Developing rich buyer personas is critical to helping us identify the key people and roles we need to be working with, what they do/how they are measured, the problems they face and so on. These personas are critical as we look at how we engage them with relevance.
But, too often, we treat the buyer personas as “one size fits all.” We assume, for a given persona in a given industry or market, the way they work, the issues they face, and how they work are very similar. Our engagement strategies are the same for each person in the target persona.
The reality is quite different. In our target markets, people with similar titles and personas may be facing profoundly different issues, or have very different business drivers. Unless we have a much deeper understanding of the customer, and of the people, we may be entirely off base in our engagement strategy.

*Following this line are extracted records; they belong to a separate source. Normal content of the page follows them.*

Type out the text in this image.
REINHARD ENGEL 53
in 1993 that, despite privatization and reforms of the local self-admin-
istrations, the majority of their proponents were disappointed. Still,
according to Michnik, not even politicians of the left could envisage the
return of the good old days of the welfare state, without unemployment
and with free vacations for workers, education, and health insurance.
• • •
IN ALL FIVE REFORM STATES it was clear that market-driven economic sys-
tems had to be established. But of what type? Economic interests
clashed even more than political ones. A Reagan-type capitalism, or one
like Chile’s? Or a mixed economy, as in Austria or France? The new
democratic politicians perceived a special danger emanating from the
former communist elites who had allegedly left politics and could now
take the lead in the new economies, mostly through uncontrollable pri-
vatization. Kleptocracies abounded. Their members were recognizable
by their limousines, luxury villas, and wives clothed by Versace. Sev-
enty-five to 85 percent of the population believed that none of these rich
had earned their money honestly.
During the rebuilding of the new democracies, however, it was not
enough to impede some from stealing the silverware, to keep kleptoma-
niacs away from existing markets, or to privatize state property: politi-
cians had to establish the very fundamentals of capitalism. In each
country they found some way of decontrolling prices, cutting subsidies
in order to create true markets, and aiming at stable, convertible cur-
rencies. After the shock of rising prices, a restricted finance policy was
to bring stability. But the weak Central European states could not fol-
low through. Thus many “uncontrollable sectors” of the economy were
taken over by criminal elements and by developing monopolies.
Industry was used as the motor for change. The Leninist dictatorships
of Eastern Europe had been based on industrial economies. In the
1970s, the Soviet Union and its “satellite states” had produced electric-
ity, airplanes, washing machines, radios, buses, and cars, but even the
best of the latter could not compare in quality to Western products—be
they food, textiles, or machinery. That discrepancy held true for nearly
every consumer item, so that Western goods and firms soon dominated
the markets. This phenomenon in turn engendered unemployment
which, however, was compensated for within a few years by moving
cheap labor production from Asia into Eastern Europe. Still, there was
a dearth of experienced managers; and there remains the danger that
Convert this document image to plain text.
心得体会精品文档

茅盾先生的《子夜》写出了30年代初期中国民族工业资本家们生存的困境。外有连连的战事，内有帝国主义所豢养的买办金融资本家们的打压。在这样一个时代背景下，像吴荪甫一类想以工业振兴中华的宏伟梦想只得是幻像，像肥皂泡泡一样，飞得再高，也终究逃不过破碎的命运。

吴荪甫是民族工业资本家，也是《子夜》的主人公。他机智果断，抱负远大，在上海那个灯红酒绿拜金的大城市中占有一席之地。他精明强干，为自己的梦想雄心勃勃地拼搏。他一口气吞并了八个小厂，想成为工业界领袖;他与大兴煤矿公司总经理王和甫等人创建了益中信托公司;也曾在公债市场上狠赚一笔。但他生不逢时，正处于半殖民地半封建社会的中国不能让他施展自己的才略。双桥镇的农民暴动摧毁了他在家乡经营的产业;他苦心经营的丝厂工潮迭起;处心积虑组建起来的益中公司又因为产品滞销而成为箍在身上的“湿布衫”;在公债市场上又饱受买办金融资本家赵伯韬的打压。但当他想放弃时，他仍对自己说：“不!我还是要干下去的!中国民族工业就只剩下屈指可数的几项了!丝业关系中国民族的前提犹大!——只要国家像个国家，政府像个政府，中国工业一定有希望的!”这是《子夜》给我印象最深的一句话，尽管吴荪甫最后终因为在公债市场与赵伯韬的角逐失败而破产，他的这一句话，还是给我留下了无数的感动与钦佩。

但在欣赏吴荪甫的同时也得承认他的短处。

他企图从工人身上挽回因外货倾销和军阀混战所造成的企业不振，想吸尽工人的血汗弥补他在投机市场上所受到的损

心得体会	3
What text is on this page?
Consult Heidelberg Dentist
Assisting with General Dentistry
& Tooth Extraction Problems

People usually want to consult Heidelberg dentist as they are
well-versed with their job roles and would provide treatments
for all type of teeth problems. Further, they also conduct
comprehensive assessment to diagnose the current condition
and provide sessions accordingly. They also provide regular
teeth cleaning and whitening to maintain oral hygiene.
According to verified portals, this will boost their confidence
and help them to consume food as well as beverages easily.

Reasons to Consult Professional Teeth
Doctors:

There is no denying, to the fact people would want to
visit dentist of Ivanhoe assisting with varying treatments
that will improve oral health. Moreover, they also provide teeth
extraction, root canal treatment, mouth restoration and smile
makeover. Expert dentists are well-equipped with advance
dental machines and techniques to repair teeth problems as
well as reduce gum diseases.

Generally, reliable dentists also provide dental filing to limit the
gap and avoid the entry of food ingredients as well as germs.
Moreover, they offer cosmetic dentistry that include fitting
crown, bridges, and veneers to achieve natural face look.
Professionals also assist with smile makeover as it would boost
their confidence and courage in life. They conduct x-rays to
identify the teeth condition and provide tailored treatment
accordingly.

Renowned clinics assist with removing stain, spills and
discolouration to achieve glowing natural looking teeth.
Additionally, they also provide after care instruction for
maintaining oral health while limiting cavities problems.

Let’s look at an example, let’s imagine we target high technology companies. Let’s imagine we are targeting product managers, strategist, product development executives. But the concerns and challenges these people face are profoundly different depending on where they participate in the innovation curve
Using Geoffrey Moore’s famous innovation/adoption curves, we can see one dimension of the differences that may exist between organizations in the same industry/markets. As we look at the same personas in technology companies, the concerns of these will be very different based on where the company is positioned. Product managers in companies positioned as innovators face very different issues than those that are positioned in the early majority or later stages. As a result, our personas may be way off, making it more difficult to engage customers with value.
For example, a close friend VP or product strategy and development for a company that is in the late majority of a certain technology market. They are an amazingly successful company, focused on buying end-of-life products and supporting customers of those products. It’s not sexy, it’s not what we typically associate with high technology companies (we usually glamorize companies in the innovator or early adopter stages). But it’s a business model that is very successful and extraordinarily. But the key issues, business strategies, metrics, critical success factors for him are very different than his counterparts in similar Series A technology start ups.
This is just one dimension we have to consider as we look at our Personas and how we effectively engage them.
Personas are critical in focusing our engagement strategies, but they are just a starting point. We have to go far deeper in our characterization to maximize our impact and ability to engage and create value with them.